Él adoptó una actitud de aburrimiento.
–¿Y entonces qué es, si puedo preguntar?
–¡No debería hacerte falta preguntar! –contestó ella, apartándose el pelo de la frente mientras miraba desesperada a su alrededor, buscando algo que hacer, una manera de restaurar el orden en un mundo que, de repente, se encontraba alarmantemente fuera de su control– No soy un animal –empezó a decir. De repente su mirada se posó en un cuadro que estaba apenas torcido, y se apresuró a enderezarlo.

–¿Y crees que yo lo soy? ¿Un animal? ¿Es eso?
Atrapada por sus preguntas y su cercanía, Miley miró sobre el hombro y vio un almohadón en el piso.
–Creo –dijo mientras se encaminaba hacia el almohadón–, que eres un hombre que durante cinco años ha estado encerrado y lejos de las mujeres.
–Eso es cierto. Lo soy. ¿Y qué?

Miley colocó el almohadón en ángulo recto contra el sofá y se empezó a sentir más controlada, ahora que había puesto cierta distancia entre ambos.
–De manera que –explicó, y hasta logró dirigirle una sonrisita por encima del sofá– comprendo que para ti cualquier mujer debe ser... –Nick frunció el entrecejo y ella empezó a enderezar apresuradamente el resto de los almohadones, pero perseveró en sus explicaciones–. Para ti, después de estar tanto tiempo en la cárcel, cualquier mujer debe ser como un... un banquete para un hombre famélico. Cualquier mujer –enfatizó–: Es decir, no me importó dejar que me besaras si eso te hacía sentir, bueno... mejor.

Nick se sentía humillado y lo enfurecía descubrir que Miley lo consideraba un animal a quien tiraba migajas de sentimientos humanos, un mendigo hambriento de sexo a quien, a regañadientes, estaba dispuesta a conceder un beso.
–¡Cuánta nobleza, señorita Mathison! –se burló, ignorando la palidez de Miley cuando siguió diciendo con deliberada crueldad– Has sacrificado dos veces tu preciosa persona por mí.
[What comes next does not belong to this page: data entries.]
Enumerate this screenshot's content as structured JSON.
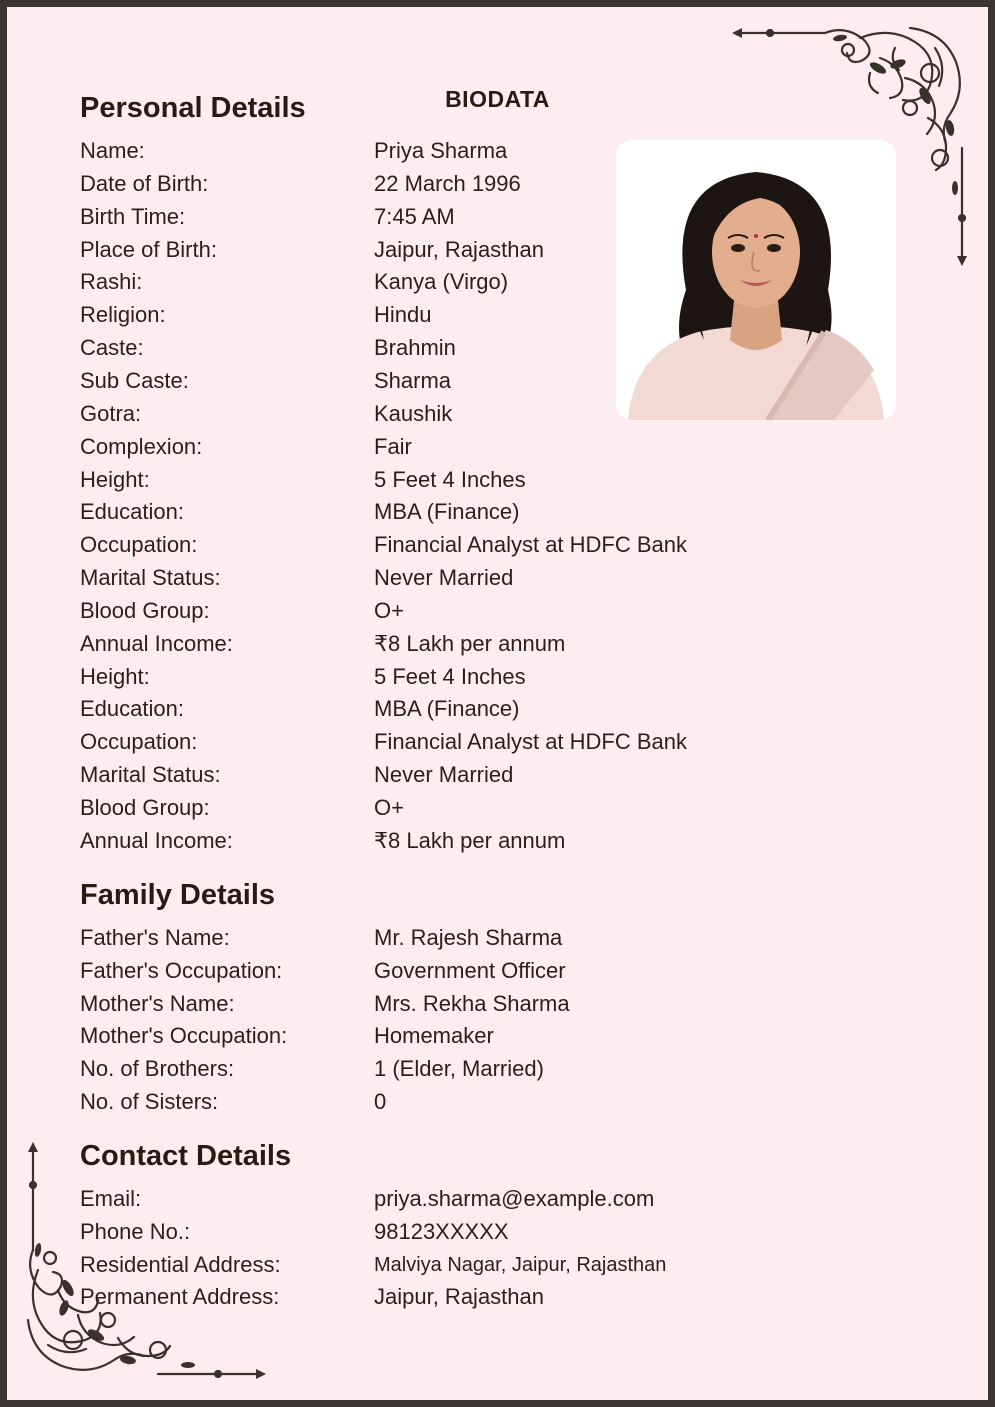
{
  "title": "BIODATA",
  "personal": {
    "heading": "Personal Details",
    "rows": [
      {
        "label": "Name:",
        "value": "Priya Sharma"
      },
      {
        "label": "Date of Birth:",
        "value": "22 March 1996"
      },
      {
        "label": "Birth Time:",
        "value": "7:45 AM"
      },
      {
        "label": "Place of Birth:",
        "value": "Jaipur, Rajasthan"
      },
      {
        "label": "Rashi:",
        "value": "Kanya (Virgo)"
      },
      {
        "label": "Religion:",
        "value": "Hindu"
      },
      {
        "label": "Caste:",
        "value": "Brahmin"
      },
      {
        "label": "Sub Caste:",
        "value": "Sharma"
      },
      {
        "label": "Gotra:",
        "value": "Kaushik"
      },
      {
        "label": "Complexion:",
        "value": "Fair"
      },
      {
        "label": "Height:",
        "value": "5 Feet 4 Inches"
      },
      {
        "label": "Education:",
        "value": "MBA (Finance)"
      },
      {
        "label": "Occupation:",
        "value": "Financial Analyst at HDFC Bank"
      },
      {
        "label": "Marital Status:",
        "value": "Never Married"
      },
      {
        "label": "Blood Group:",
        "value": "O+"
      },
      {
        "label": "Annual Income:",
        "value": "₹8 Lakh per annum"
      },
      {
        "label": "Height:",
        "value": "5 Feet 4 Inches"
      },
      {
        "label": "Education:",
        "value": "MBA (Finance)"
      },
      {
        "label": "Occupation:",
        "value": "Financial Analyst at HDFC Bank"
      },
      {
        "label": "Marital Status:",
        "value": "Never Married"
      },
      {
        "label": "Blood Group:",
        "value": "O+"
      },
      {
        "label": "Annual Income:",
        "value": "₹8 Lakh per annum"
      }
    ]
  },
  "family": {
    "heading": "Family Details",
    "rows": [
      {
        "label": "Father's Name:",
        "value": "Mr. Rajesh Sharma"
      },
      {
        "label": "Father's Occupation:",
        "value": "Government Officer"
      },
      {
        "label": "Mother's Name:",
        "value": "Mrs. Rekha Sharma"
      },
      {
        "label": "Mother's Occupation:",
        "value": "Homemaker"
      },
      {
        "label": "No. of Brothers:",
        "value": "1 (Elder, Married)"
      },
      {
        "label": "No. of Sisters:",
        "value": "0"
      }
    ]
  },
  "contact": {
    "heading": "Contact Details",
    "rows": [
      {
        "label": "Email:",
        "value": "priya.sharma@example.com"
      },
      {
        "label": "Phone No.:",
        "value": "98123XXXXX"
      },
      {
        "label": "Residential Address:",
        "value": "Malviya Nagar, Jaipur, Rajasthan"
      },
      {
        "label": "Permanent Address:",
        "value": "Jaipur, Rajasthan"
      }
    ]
  },
  "icons": {
    "profile_photo": "profile-photo",
    "corner_top_right": "floral-corner-ornament-icon",
    "corner_bottom_left": "floral-corner-ornament-icon"
  },
  "colors": {
    "page_background": "#fdedf1",
    "border": "#3a3530",
    "text": "#2a1a14"
  }
}
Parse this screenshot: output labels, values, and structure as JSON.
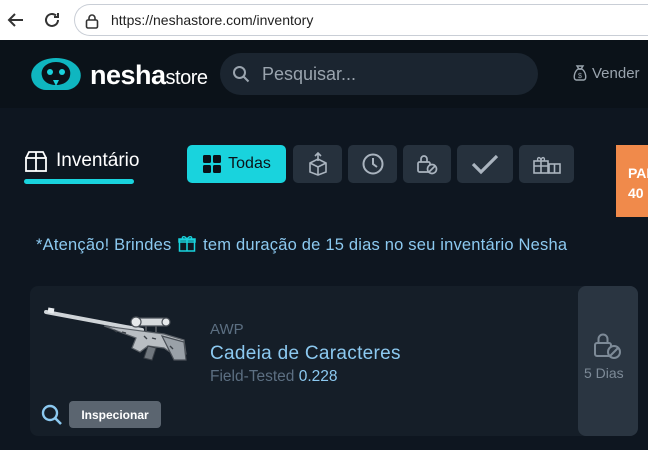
{
  "browser": {
    "url": "https://neshastore.com/inventory"
  },
  "header": {
    "logo_main": "nesha",
    "logo_sub": "store",
    "search_placeholder": "Pesquisar...",
    "sell_label": "Vender"
  },
  "inventory": {
    "title": "Inventário",
    "filters": [
      {
        "label": "Todas",
        "icon": "grid-icon",
        "active": true
      },
      {
        "label": "",
        "icon": "box-upload-icon",
        "active": false
      },
      {
        "label": "",
        "icon": "clock-icon",
        "active": false
      },
      {
        "label": "",
        "icon": "lock-blocked-icon",
        "active": false
      },
      {
        "label": "",
        "icon": "check-icon",
        "active": false
      },
      {
        "label": "",
        "icon": "gift-stack-icon",
        "active": false
      }
    ],
    "promo_line1": "PAR",
    "promo_line2": "40"
  },
  "notice": {
    "prefix": "*Atenção! Brindes",
    "suffix": "tem duração de 15 dias no seu inventário Nesha"
  },
  "item": {
    "type": "AWP",
    "name": "Cadeia de Caracteres",
    "wear": "Field-Tested",
    "float": "0.228",
    "inspect_label": "Inspecionar",
    "lock_days": "5 Dias"
  },
  "colors": {
    "accent": "#19d3dd",
    "background": "#0e1620",
    "card": "#151e28",
    "promo": "#f08a4b"
  }
}
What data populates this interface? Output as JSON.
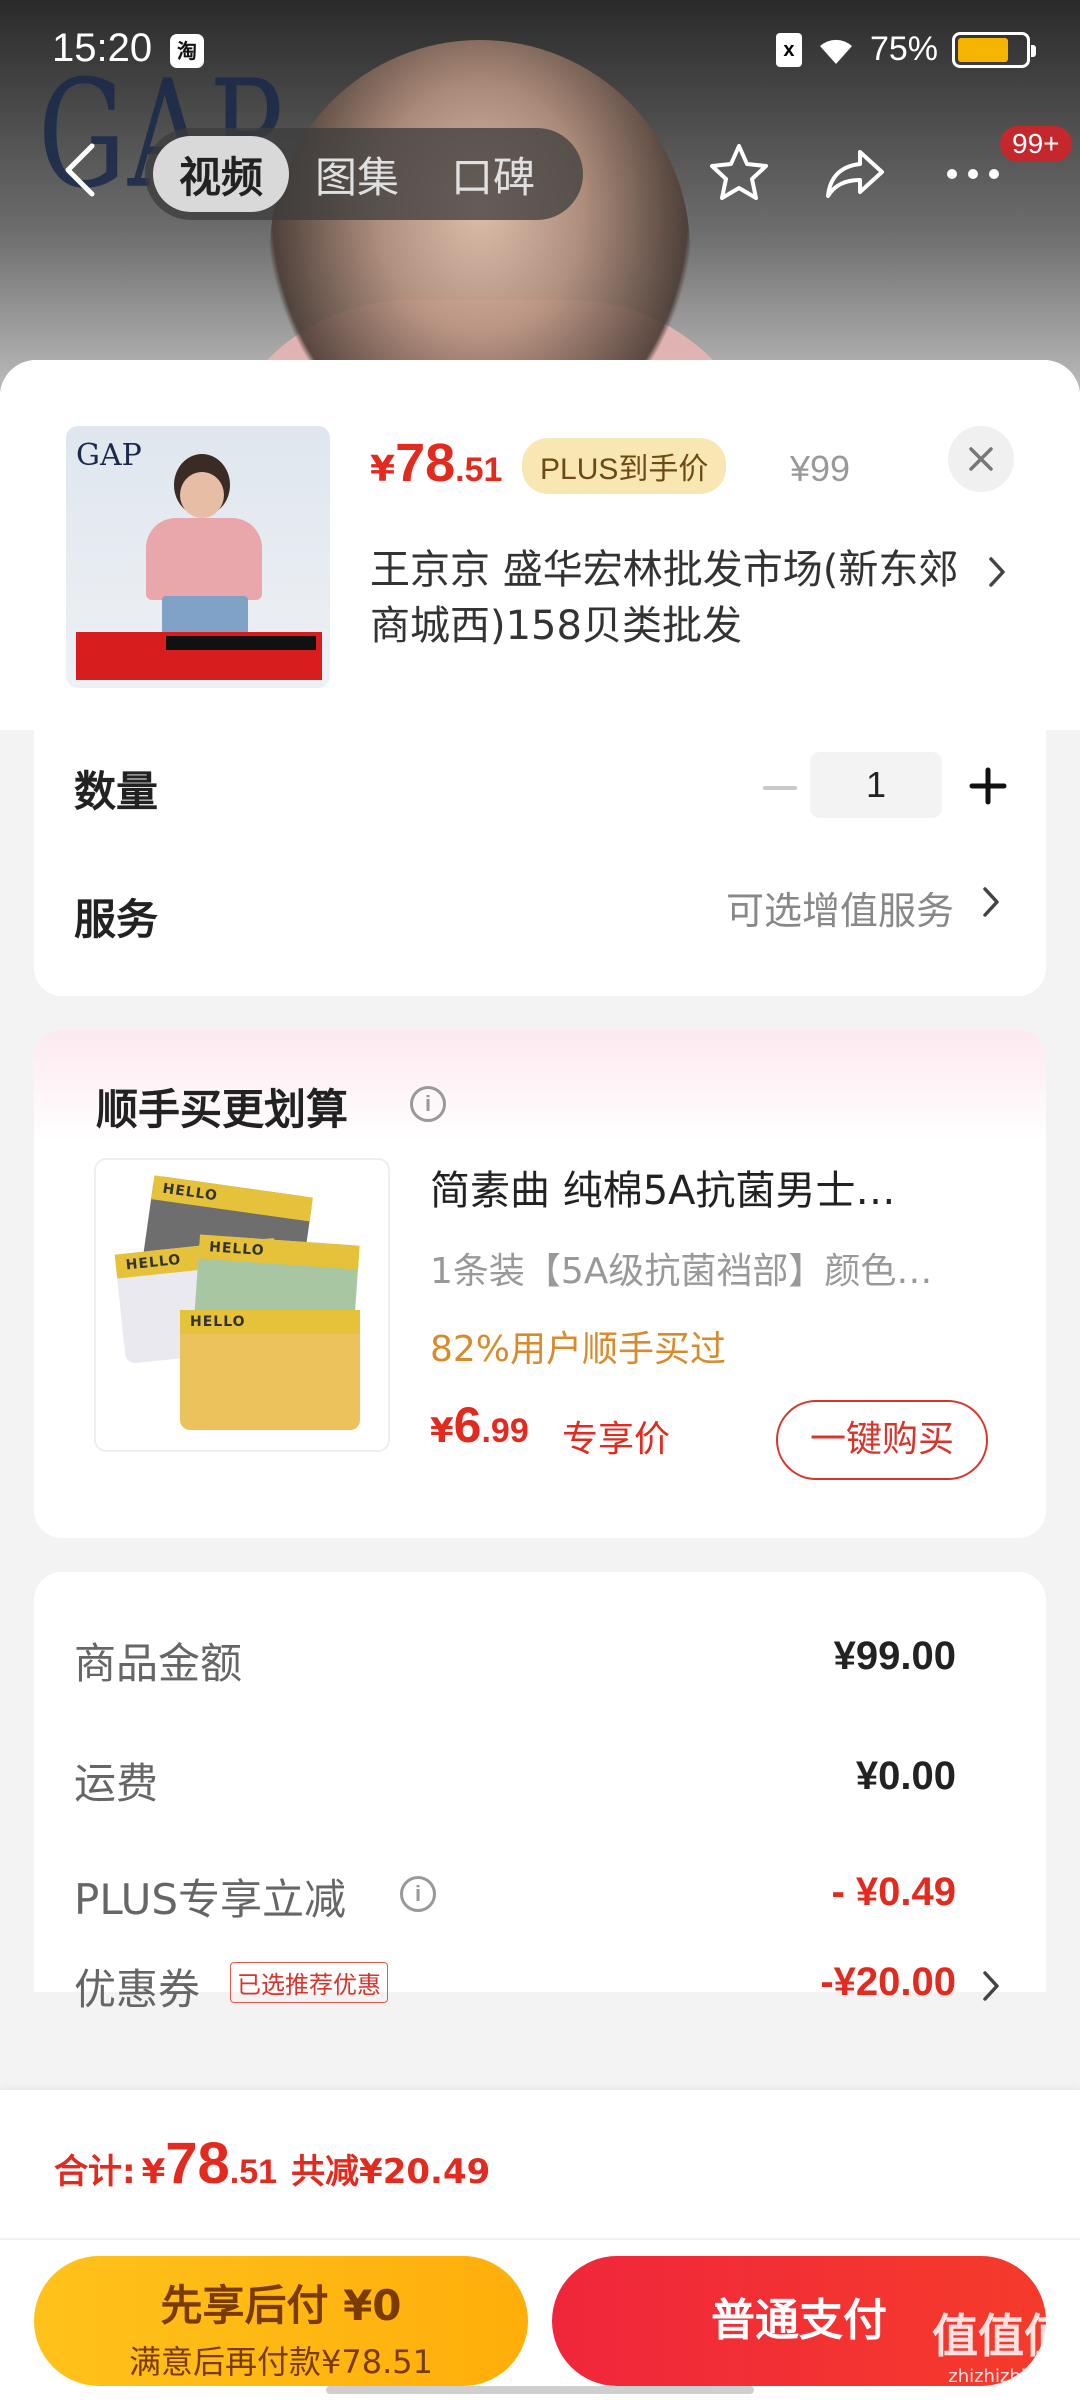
{
  "status_bar": {
    "time": "15:20",
    "app_badge": "淘",
    "sim_icon": "x",
    "battery_percent": "75%",
    "battery_level": 0.75
  },
  "nav": {
    "tabs": [
      {
        "label": "视频",
        "active": true
      },
      {
        "label": "图集",
        "active": false
      },
      {
        "label": "口碑",
        "active": false
      }
    ],
    "more_badge": "99+",
    "background_logo": "GAP"
  },
  "product": {
    "thumb_logo": "GAP",
    "price_yen": "¥",
    "price_int": "78",
    "price_dec": ".51",
    "plus_tag": "PLUS到手价",
    "original_price": "¥99",
    "address": "王京京  盛华宏林批发市场(新东郊商城西)158贝类批发"
  },
  "quantity": {
    "label": "数量",
    "value": "1"
  },
  "service": {
    "label": "服务",
    "value": "可选增值服务"
  },
  "addon": {
    "title": "顺手买更划算",
    "name": "简素曲 纯棉5A抗菌男士…",
    "spec": "1条装【5A级抗菌裆部】颜色…",
    "social_proof": "82%用户顺手买过",
    "price_yen": "¥",
    "price_int": "6",
    "price_dec": ".99",
    "price_tag": "专享价",
    "buy_button": "一键购买",
    "brief_brand": "HELLO"
  },
  "summary": {
    "rows": [
      {
        "label": "商品金额",
        "value": "¥99.00"
      },
      {
        "label": "运费",
        "value": "¥0.00"
      },
      {
        "label": "PLUS专享立减",
        "value": "- ¥0.49"
      },
      {
        "label": "优惠券",
        "value": "-¥20.00"
      }
    ],
    "coupon_tag": "已选推荐优惠"
  },
  "bottom": {
    "total_label": "合计:",
    "total_yen": "¥",
    "total_int": "78",
    "total_dec": ".51",
    "saved": "共减¥20.49",
    "pay_later_line1": "先享后付 ¥0",
    "pay_later_line2": "满意后再付款¥78.51",
    "pay_normal": "普通支付"
  },
  "watermark": {
    "text": "值值值",
    "sub": "zhizhizhi.com"
  },
  "colors": {
    "accent_red": "#e22a1f",
    "pay_yellow": "#ffc21b",
    "pay_red": "#f0263c",
    "plus_gold": "#f8e7b3"
  }
}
Pero, contrariamente a lo que piensas, hasta un animal como yo es capaz de contenerse y de discriminar. En síntesis, Miley, tal vez consideres que eres un “banquete”, pero para este hombre, por famélico de sexo que esté, eres completamente resistible.

En su actual estado de agitación, para Miley esa furia volátil, pero tangible, era aterrorizante e incomprensible. Retrocedió, envolviéndose el cuerpo con los brazos, como para tratar de defenderse de las heridas que Nick infligía en sus emociones en carne viva.

Nick leyó cada una de sus reacciones en esos ojos expresivos, y satisfecho de haberle hecho el mayor daño posible, giró sobre sus talones y se encaminó al gabinete que había junto al televisor, donde empezó a revisar los nombres de las películas grabadas que contenía.

Miley supo que acababa de ser descartada como un pañuelo de papel usado y sumariamente despedida, pero su orgullo se rebeló ante la posibilidad de arrastrarse a su cuarto como un conejo herido. Se rehusaba a derramar una sola lágrima y a demostrar emoción. Se encaminó a la mesa y empezó a enderezar las revistas que la cubrían. La gélida orden de Nick la obligó a erguirse, asombrada.